The Dodgers added to their position player depth on Thursday, acquiring utility infielder Yonny Hernández from the Oakland A’s for cash.
Hernández played parts of the last two seasons in the majors for the Rangers and Diamondbacks, hitting .198/.293/.228 with a 51 wRC+ in 194 plate appearances. His numbers in the minors have been better, with a .388 on-base percentage and more walks (325) than strikeouts (307) in seven years on the farm, including hitting .245/.384/.324 in 132 games in Triple-A over the last two seasons.
The switch-hitter in 2021-22, between Triple-A and the majors combined, hit .233/.368/.311 from the left side, compared to just .230/.339/.261 as a right-handed batter.
Originally signed by the Rangers out of Venezuela, Hernández reached the majors in 2021 with Texas and was traded to Arizona this April. At the time of the trade, Eric Longenhagen at FanGraphs cited Hernández’s low strikeout rate as one of his many strengths:
Skilled and versatile, Hernández is a likely big league role player whose abilities can impact a game in many situations. He’s tough to strike out and has reached base at a career .390 clip because he walks a lot and has an effective slash-and-dash offensive approach. He’s also an acrobatic multi-positional infielder.
The 5’9, 140-pound infielder stole 13 bases in 15 attempts in 55 major league games, though his sprint speed while in the majors in 2022 ranked only in the 36th percentile. He stole 30 bases in 35 attempts in Triple-A last season between Round Rock and Reno, tying for seventh in the Pacific Coast League despite playing only 71 games.
Hernández played more second base and shortstop in the minors, with some third base mixed in. In his brief time in the majors, he started 34 games at third base, nine at second base, and four starts at shortstop.

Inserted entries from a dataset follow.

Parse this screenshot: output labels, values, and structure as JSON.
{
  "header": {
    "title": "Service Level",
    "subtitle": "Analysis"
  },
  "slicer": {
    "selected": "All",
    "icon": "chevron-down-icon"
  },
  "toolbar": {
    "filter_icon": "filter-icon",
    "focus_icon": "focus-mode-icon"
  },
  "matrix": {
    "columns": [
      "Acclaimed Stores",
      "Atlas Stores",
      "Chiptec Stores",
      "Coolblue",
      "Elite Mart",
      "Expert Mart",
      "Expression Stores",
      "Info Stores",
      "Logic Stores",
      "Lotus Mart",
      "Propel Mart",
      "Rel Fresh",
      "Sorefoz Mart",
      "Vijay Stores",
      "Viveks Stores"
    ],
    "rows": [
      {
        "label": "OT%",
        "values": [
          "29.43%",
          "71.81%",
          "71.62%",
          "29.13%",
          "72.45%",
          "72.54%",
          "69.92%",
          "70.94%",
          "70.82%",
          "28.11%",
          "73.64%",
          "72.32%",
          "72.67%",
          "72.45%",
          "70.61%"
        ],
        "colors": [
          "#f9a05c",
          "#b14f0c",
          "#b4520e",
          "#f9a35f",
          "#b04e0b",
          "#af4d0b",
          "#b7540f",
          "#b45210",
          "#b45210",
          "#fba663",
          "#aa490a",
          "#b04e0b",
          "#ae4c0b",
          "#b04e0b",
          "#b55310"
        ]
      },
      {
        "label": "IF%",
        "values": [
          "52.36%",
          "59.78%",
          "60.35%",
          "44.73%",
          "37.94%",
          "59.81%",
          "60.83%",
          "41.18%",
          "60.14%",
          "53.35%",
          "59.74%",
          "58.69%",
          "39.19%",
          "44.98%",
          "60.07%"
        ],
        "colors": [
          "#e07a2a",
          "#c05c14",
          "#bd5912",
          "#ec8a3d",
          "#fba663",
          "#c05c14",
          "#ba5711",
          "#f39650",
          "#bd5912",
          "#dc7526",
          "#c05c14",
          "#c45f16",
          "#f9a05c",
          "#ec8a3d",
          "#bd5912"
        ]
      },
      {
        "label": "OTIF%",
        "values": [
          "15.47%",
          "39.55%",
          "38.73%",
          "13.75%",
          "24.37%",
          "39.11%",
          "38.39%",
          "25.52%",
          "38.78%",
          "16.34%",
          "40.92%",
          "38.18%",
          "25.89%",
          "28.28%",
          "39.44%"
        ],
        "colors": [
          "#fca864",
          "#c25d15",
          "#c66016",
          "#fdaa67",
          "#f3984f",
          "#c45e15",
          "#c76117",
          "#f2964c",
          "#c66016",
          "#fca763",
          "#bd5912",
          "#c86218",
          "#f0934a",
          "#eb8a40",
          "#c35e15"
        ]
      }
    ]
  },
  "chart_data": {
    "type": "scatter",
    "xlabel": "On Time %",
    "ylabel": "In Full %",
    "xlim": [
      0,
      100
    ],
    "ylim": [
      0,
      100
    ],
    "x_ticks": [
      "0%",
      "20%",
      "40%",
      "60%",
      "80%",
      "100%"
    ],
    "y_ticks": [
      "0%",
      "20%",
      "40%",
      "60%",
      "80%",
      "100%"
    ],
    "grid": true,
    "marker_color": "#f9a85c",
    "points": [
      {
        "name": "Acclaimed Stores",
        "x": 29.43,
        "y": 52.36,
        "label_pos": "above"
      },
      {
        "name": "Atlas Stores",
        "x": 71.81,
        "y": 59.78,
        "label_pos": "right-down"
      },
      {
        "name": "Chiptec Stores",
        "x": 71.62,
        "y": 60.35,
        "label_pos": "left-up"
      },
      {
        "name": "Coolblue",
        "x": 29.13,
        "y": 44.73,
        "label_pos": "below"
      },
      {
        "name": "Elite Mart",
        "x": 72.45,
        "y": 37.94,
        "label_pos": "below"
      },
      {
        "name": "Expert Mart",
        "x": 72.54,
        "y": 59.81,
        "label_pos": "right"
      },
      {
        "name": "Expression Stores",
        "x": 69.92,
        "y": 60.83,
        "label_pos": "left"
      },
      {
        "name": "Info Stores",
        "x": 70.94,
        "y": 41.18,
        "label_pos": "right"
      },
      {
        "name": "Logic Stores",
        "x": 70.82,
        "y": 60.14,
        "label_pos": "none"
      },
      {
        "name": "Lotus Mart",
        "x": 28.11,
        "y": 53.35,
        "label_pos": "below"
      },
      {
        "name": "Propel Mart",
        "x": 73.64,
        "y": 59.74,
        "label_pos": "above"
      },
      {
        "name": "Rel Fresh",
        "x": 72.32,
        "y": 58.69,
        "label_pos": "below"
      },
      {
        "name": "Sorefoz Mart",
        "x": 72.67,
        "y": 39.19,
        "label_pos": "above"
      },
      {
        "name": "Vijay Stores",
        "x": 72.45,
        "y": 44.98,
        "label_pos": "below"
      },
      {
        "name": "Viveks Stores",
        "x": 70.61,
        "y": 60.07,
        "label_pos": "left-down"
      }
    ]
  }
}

He adds depth and versatility to a Dodgers 40-man roster that lacks experience on the position-player side, such that Hernández’s 109 days of major league service time is ninth-most among the 18 position players.
Hernández, who turns 25 in May, has two option years remaining.
This move gives the Dodgers 39 players on the 40-man roster, which will soon be full once the one-year deal for Noah Syndergaard is finalized.